Case reported by Dr. Liebault, 4, rue de Bellevue, Nancy.1

September 4, 1885. "I hasten to write to you concerning the act of thought-transference, of which I spoke when you honored me with your presence at my hypnotic seances in Nancy.2 This occurence took place in a French family of New Orleans, who had come to live for a time in Nancy in order to settle some money matters.

1 Phantasms of the Living. London, 1886, p. 293. 2 Let us remark in passing, there is no thought-transference in an automatic action.

"One day, the 7th of February, I believe, about eight o'clock in the morning, at the hour for breakfasting, Miss B------- felt a need, a something which urged her to write (it was what she called a trance), and she hurried at once to her large notebook, where she feverishly penciled indecipherable characters. She retraced the same characters upon the following pages, and finally, the excitement of her mind growing calmer, it could be read that a person named Marguerite was announcing her death. She imagined at once that a girl of this name, who was her friend and a teacher in the same boarding-school of Coblenz, where she had also taught, had just died.

All the G------- family, including Miss B------- came immediately to me and we decided to discover, on that very day, whether this death had really taken place.

"Miss B------- wrote to a young English friend, who was also an instructor at the school in question; she made up a motive, being careful not to reveal the real motive of her letter. By return post, we received a reply in English, the essential part of which was copied for me - a reply which I found in a portfolio scarcely two weeks ago and have mislaid again. It expressed the surprise of the English girl, concerning Miss B-------'s letter, which she had not expected so soon, since its motive did not seem sufficient for its appearance. But at the same time the English friend hastened to tell our medium that their common friend, Marguerite, had died on the 7th of February, about eight o'clock in the morning. In addition, a small square of printed paper was inserted in the letter - it was a death notice.
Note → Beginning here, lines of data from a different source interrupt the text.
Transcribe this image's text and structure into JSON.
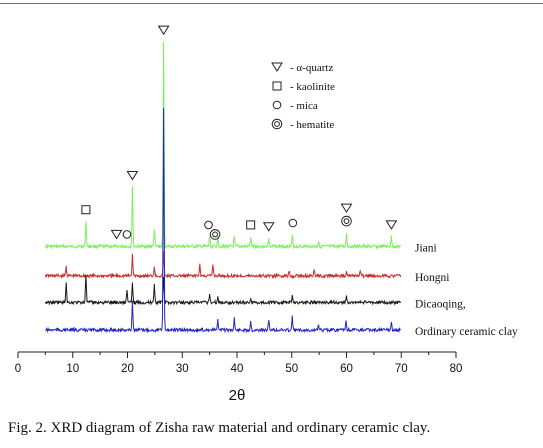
{
  "caption": "Fig. 2. XRD diagram of Zisha raw material and ordinary ceramic clay.",
  "chart_data": {
    "type": "line",
    "xlabel": "2θ",
    "ylabel": "",
    "xlim": [
      0,
      80
    ],
    "xticks": [
      0,
      10,
      20,
      30,
      40,
      50,
      60,
      70,
      80
    ],
    "xtick_labels": [
      "0",
      "10",
      "20",
      "30",
      "40",
      "50",
      "60",
      "70",
      "80"
    ],
    "grid": false,
    "y_axis_shown": false,
    "series": [
      {
        "name": "Jiani",
        "color": "#7cf05a",
        "baseline": 0.88,
        "peaks": [
          [
            12.4,
            0.26
          ],
          [
            20.9,
            0.62
          ],
          [
            24.9,
            0.18
          ],
          [
            26.6,
            2.15
          ],
          [
            35.0,
            0.1
          ],
          [
            36.5,
            0.12
          ],
          [
            39.5,
            0.1
          ],
          [
            42.5,
            0.1
          ],
          [
            45.8,
            0.08
          ],
          [
            50.1,
            0.12
          ],
          [
            54.9,
            0.06
          ],
          [
            60.0,
            0.14
          ],
          [
            68.2,
            0.1
          ]
        ]
      },
      {
        "name": "Hongni",
        "color": "#cc2a2a",
        "baseline": 0.57,
        "peaks": [
          [
            8.8,
            0.1
          ],
          [
            20.9,
            0.22
          ],
          [
            24.9,
            0.1
          ],
          [
            26.6,
            0.26
          ],
          [
            33.2,
            0.12
          ],
          [
            35.6,
            0.12
          ],
          [
            49.5,
            0.06
          ],
          [
            54.1,
            0.06
          ],
          [
            60.0,
            0.06
          ],
          [
            62.5,
            0.05
          ]
        ]
      },
      {
        "name": "Dicaoqing,",
        "color": "#1a1a1a",
        "baseline": 0.29,
        "peaks": [
          [
            8.8,
            0.22
          ],
          [
            12.4,
            0.3
          ],
          [
            19.9,
            0.14
          ],
          [
            20.9,
            0.2
          ],
          [
            24.9,
            0.2
          ],
          [
            26.6,
            0.28
          ],
          [
            35.0,
            0.1
          ],
          [
            36.5,
            0.06
          ],
          [
            42.5,
            0.05
          ],
          [
            50.1,
            0.08
          ],
          [
            60.0,
            0.06
          ]
        ]
      },
      {
        "name": "Ordinary ceramic clay",
        "color": "#2323c8",
        "baseline": 0.0,
        "peaks": [
          [
            20.9,
            0.3
          ],
          [
            26.6,
            2.35
          ],
          [
            36.5,
            0.1
          ],
          [
            39.5,
            0.12
          ],
          [
            42.5,
            0.1
          ],
          [
            45.8,
            0.1
          ],
          [
            50.1,
            0.14
          ],
          [
            54.9,
            0.06
          ],
          [
            59.9,
            0.1
          ],
          [
            68.2,
            0.08
          ]
        ]
      }
    ],
    "legend": {
      "placement": "top-right",
      "entries": [
        {
          "symbol": "triangle-down",
          "label": "α-quartz"
        },
        {
          "symbol": "square",
          "label": "kaolinite"
        },
        {
          "symbol": "circle",
          "label": "mica"
        },
        {
          "symbol": "double-circle",
          "label": "hematite"
        }
      ]
    },
    "annotations": [
      {
        "x": 12.4,
        "symbol": "square",
        "series": "Jiani"
      },
      {
        "x": 18.0,
        "symbol": "triangle-down",
        "series": "Jiani"
      },
      {
        "x": 19.9,
        "symbol": "circle",
        "series": "Jiani"
      },
      {
        "x": 20.9,
        "symbol": "triangle-down",
        "series": "Jiani"
      },
      {
        "x": 26.6,
        "symbol": "triangle-down",
        "series": "Jiani"
      },
      {
        "x": 34.8,
        "symbol": "circle",
        "series": "Jiani"
      },
      {
        "x": 36.0,
        "symbol": "double-circle",
        "series": "Jiani"
      },
      {
        "x": 42.5,
        "symbol": "square",
        "series": "Jiani"
      },
      {
        "x": 45.8,
        "symbol": "triangle-down",
        "series": "Jiani"
      },
      {
        "x": 50.2,
        "symbol": "circle",
        "series": "Jiani"
      },
      {
        "x": 60.0,
        "symbol": "double-circle",
        "series": "Jiani"
      },
      {
        "x": 60.0,
        "symbol": "triangle-down",
        "series": "Jiani"
      },
      {
        "x": 68.2,
        "symbol": "triangle-down",
        "series": "Jiani"
      }
    ]
  }
}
It is unnecessary to tell you that I verified the envelope of the letter and that it seemed to me to have really come from Coblenz."

This is, therefore, a case where all fraud would have been impossible, and concerning which but two hypotheses remain: either the motive agent was the deceased person herself, or else an entity from the Beyond expressed the active thought, indispensable to transmission of the message.

We shall now invalidate the first of these hypotheses, by quoting another case in which the dying person could not, at the moment of his death, have influenced the subject.1

"On January 3rd, 1856, the steamboat 'ALICE,' which my brother Joseph then commanded, had a collision with another steamboat on the Mississippi, upstream from New Orleans. By reason of the shock, the flag mast or pole fell with great violence, and striking my brother upon the head, cracked his skull. Death was necessarily instantaneous. In the month of October, 1867, I went to the United States. During the visit I made in my father's home, at Camden, New Jersey, the tragic death of my brother naturally became the subject of our conversation. My mother then told me that she had seen my brother Joseph appear to her at the very moment of his death. The fact was confirmed by my father and my four sisters. The distance between Camden, New Jersey, and the scene of the accident is in a direct line of more than one thousand miles, but this distance is almost double by the postal route. My mother spoke of the apparition to my father and sisters on the morning of January 4th, and it was not until the 16th - that is, thirteen days later - that a letter arrived, confirming in its least details, this extraordinary 'visit.' It is important to note that my brother William and his wife, who now live in Philadelphia, then resided near the scene of the terrible accident. They also have assured me of the details concerning the impression produced upon my mother."

1 Phantasms of the Living, Vol. I, p. 204, taken from the French translation in Hallucinations Telepathiques, p. 117.